The defense attorneys really didn't even have one of their usual tools — nice comments from Boone's family members — to soften his image. They tried that, but then prosecutors reached a little deeper in the bag of garbage that was Boone's texts and pulled out the horrifically racist messages his retired cop stepfather, mother and sister had sent in family group texts. Right, did we mention Boone was texting stuff like "Fuckin n——-s" to people?

So the lawyers did what they could, making a version of the "locker room talk" argument here, explaining that Boone was just one of many shitty cops there. They knew their client was going to prison. Their task was to polish him up as much as possible and suggest to the judge a sentence that was low, but still significant enough to show Boone understood the gravity of what he had done. They settled on 26 months. Two years and two months was way lower than the decade that the federal guidelines called for, but you've got to start somewhere. This felt like offering $2,000 for a car, hoping you can buy it for $2,500.

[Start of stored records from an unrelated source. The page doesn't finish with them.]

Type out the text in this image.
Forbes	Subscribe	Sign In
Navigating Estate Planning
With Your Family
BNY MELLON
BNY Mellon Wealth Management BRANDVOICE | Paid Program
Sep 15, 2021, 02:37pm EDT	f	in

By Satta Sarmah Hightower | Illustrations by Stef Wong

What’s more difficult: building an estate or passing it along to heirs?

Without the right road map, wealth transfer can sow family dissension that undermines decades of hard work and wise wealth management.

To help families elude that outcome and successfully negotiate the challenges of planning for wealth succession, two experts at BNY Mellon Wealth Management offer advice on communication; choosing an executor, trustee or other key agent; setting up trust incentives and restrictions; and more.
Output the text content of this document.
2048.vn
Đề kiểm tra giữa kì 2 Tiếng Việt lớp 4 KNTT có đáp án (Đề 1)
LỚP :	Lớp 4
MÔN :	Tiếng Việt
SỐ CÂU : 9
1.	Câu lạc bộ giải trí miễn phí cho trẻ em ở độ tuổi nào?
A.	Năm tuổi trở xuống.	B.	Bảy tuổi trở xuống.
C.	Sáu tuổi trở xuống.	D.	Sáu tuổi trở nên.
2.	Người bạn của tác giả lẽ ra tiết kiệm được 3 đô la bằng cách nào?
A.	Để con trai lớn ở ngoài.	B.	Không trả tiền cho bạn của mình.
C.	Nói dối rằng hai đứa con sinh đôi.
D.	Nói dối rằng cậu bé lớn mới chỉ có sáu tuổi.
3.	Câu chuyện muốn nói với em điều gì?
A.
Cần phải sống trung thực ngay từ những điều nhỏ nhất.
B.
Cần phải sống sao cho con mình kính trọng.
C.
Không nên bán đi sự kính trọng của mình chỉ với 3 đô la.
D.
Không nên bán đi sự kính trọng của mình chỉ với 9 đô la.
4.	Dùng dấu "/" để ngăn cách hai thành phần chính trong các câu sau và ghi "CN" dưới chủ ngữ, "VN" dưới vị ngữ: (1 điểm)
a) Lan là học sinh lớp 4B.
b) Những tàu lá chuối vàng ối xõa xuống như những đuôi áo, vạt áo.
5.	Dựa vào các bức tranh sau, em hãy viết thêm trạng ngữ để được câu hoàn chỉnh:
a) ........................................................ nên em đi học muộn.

Attorneys for Randy Hays, the ex-cop who clubbed Hall with a baton and testified against Boone, asked for 36 months in his case, and prosecutors recommended 70, going easy because of his cooperation with investigators. Judge Webber landed in the middle with 52 months.

When it came time to sentence Boone, Hall pleaded in court with Webber to "send a strong message" to law enforcement. He criticized the judge's "leniency" in Hays' punishment and offered a glimpse of the toll the beating had taken.

"People tell me it will get better," Hall told Webber. "It will never be normal. I can never put this behind me because the pain reminds me of what my fellow officers did to me."

And, well, Webber did send a strong message to law enforcement. In court, he read excerpts of letters people sent in advance of the sentencing (standard in such hearings), allowed a Boone supporter in the audience to come forward and give a rambling endorsement of the former cop (less standard) and then offered his own, confusing anecdote of a childhood brush with racism (getting pretty weird). All of that seems fairly confusing, but when he got to the point, it was this: Boone wasn't that bad. Certainly not as bad as prosecutors had argued. Not as bad as Hall, who had the experience as a Black officer of getting his ass kicked by white officers and then learning at least one of them was a hardcore racist, thought they were. And not even as bad as Boone's own attorneys wagered in recommending those 26 months.

No, Boone was only twelve-months-in-prison bad, in Webber's judgment. Boone only "briefly" kneeled on Hall's back, the judge assured everyone. Boone wasn't the one punching, kicking, body-slamming and baton whipping Hall, Webber argued.

Boone — a white cop whose texts included accounts of multiple beatings, advice to other cops on which drugs were best and a message about taking "the 20s" and whether "sarge is cool w taking any of that cash" — was actually only a tenth as bad as the federal guidelines said he was, according to Webber.

At best, whatever sentence Webber delivered, bad cops were only going to learn to be more discreet than Boone, who liked to memorialize his bad acts in texts. But Webber's message to Boone's fellow officers was surprisingly strong: Don't even worry about it.